TUI says new direction paying off despite profit slump

Frankfurt am Main (AFP) –


European tourism giant TUI on Wednesday reported a sharp fall in headline profits in its 2016-17 financial year, but said its underlying performance remained solid, thanks to its hotels and cruise line businesses.

TUI -- based in north German city of Hanover and listed on the London stock exchange -- booked net profit of 645 million euros ($758 million) between October last year and September this year.

That was a fall of 38 percent from the previous year.

By contrast, operating, or underlying profit was up 12 percent at 1.12 billion euros -- in line with TUI's own forecasts.

"Our successful strategic reorientation can be clearly seen in the figures," chief executive Fritz Joussen said, noting that the group's own hotels and cruise lines accounted for half of the operating result.

Since 2014, TUI has been transforming away from its former business as a tour operator, a process continued this year as it sold off assets like specialist travel provider Travelopia and its remaining stake in shipping firm Hapag-Lloyd.

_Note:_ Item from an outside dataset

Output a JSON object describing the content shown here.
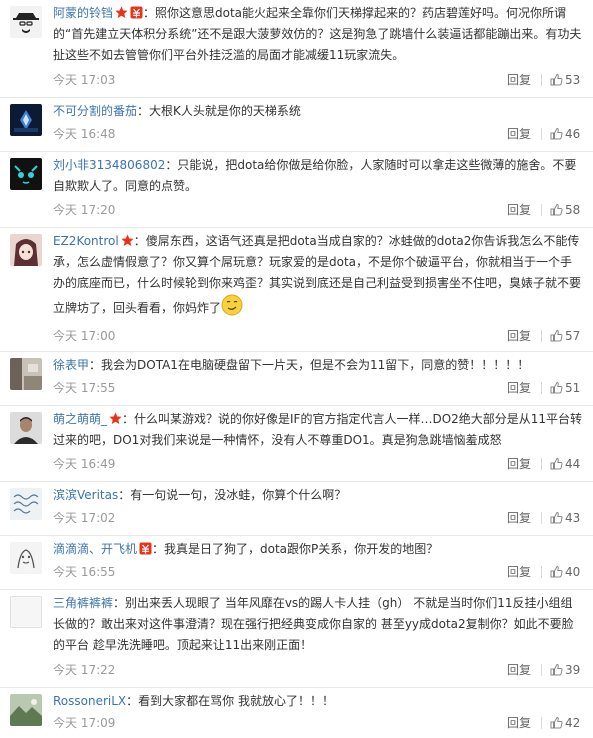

Business is more profitable and less subject to seasonal variation, Joussen said.

Group revenues increased by 11.7 percent to 19.2 billion euros.

And TUI drew in 6.3 percent more customers, bringing its total to more than 20 million people over the year -- with most of the growth coming from its northern Europe region.

Executives will offer shareholders an increased dividend of 0.65 euros per share, compared with 0.63 euros the previous year.

Looking ahead, they now expect to keep up a pace of growth in operating profit of at least 10 percent each year until 2020 -- one year longer than previously.